Apple may be on target to grab 28 per cent of global smartphone sales by 2009, a prediction originally offered by Piper Jaffray and now repeated by Turner Investments.
The analysts point to Apple's complete control over the iPhone's design and development, the quality of the phone's operating software, and the ample number of outside application developed for the phone as factors that could propel the company's share of the smart-phone market from 3.7 per cent in 2007 to 28.0% in 2009.
Allegedly, the iPhone 3G's low price, intuitive interface, applications and features will boost Apple's iPhone sales, forcing competitors to emulate the company with cheaper and better devices.
The analysts estimate that the "worldwide market for mobile connectivity is likely to generate accelerating double-digit growth over the next five to 10 years." And they note that emerging markets present the greatest growth potential for telecommunications, due to the massive numbers of people there who use their handsets as both their phone and their computer in the absence of desktop or laptop computers.

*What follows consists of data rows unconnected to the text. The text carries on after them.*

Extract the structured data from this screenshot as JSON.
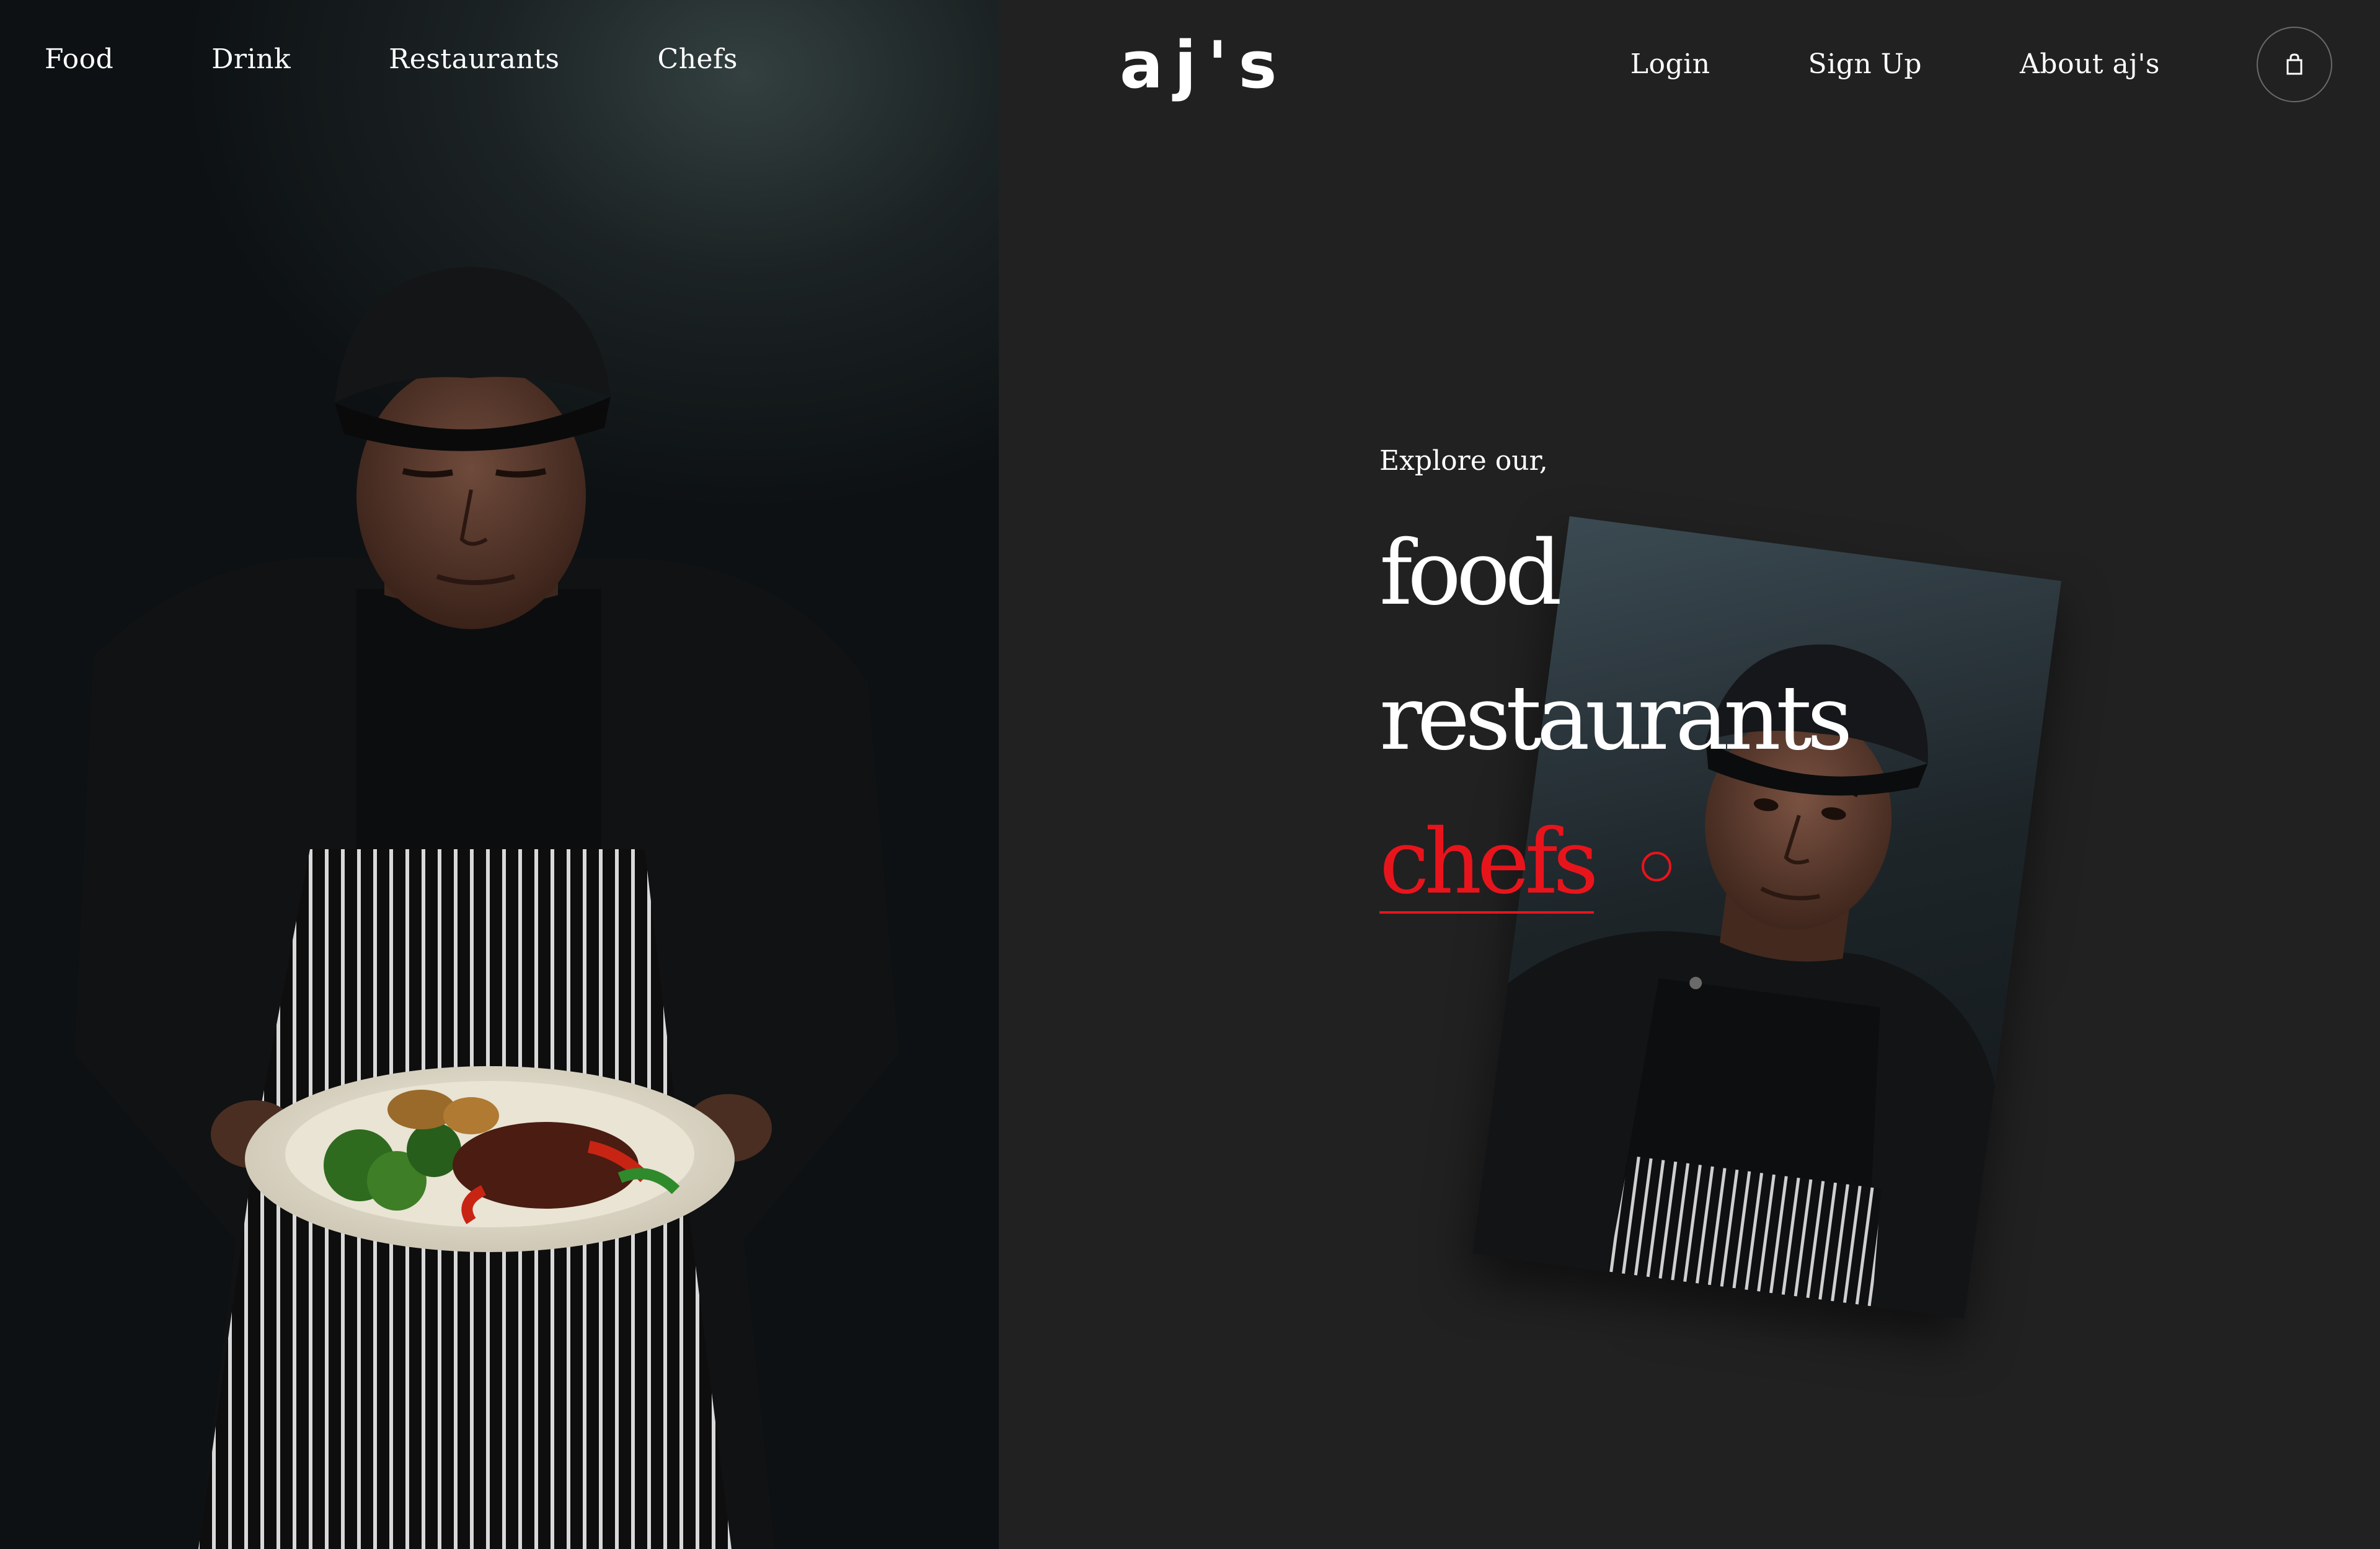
{
  "brand": {
    "logo_text": "aj's"
  },
  "nav": {
    "left_items": [
      {
        "label": "Food"
      },
      {
        "label": "Drink"
      },
      {
        "label": "Restaurants"
      },
      {
        "label": "Chefs"
      }
    ],
    "right_items": [
      {
        "label": "Login"
      },
      {
        "label": "Sign Up"
      },
      {
        "label": "About aj's"
      }
    ],
    "cart_icon": "shopping-bag-icon"
  },
  "explore": {
    "kicker": "Explore our,",
    "links": [
      {
        "label": "food",
        "active": false
      },
      {
        "label": "restaurants",
        "active": false
      },
      {
        "label": "chefs",
        "active": true
      }
    ]
  },
  "colors": {
    "background": "#212121",
    "accent": "#e8141c",
    "text": "#ffffff"
  }
}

Separate research from Nokia indicates global smartphone sales surged 40 per cent in Q2 2008, far outperforming the 15 per cent growth for all handsets sold during the same period.
Sales of handsets worldwide reached 300 million units in the second quarter, up 5 per cent sequentially and 15 per cent year on year, while global smartphone sales in the same quarter topped 37.1 million units, up 37.4 per cent.
It's all to gain for Apple, particularly in the US, reports explain: "The ratio of smartphones to the global handset market is expected to climb to 15 per cent in the second half of this year, up from 12-13 per cent currently. In the US market alone, sales of smartphones already reached 20 per cent in the second quarter," a report explains.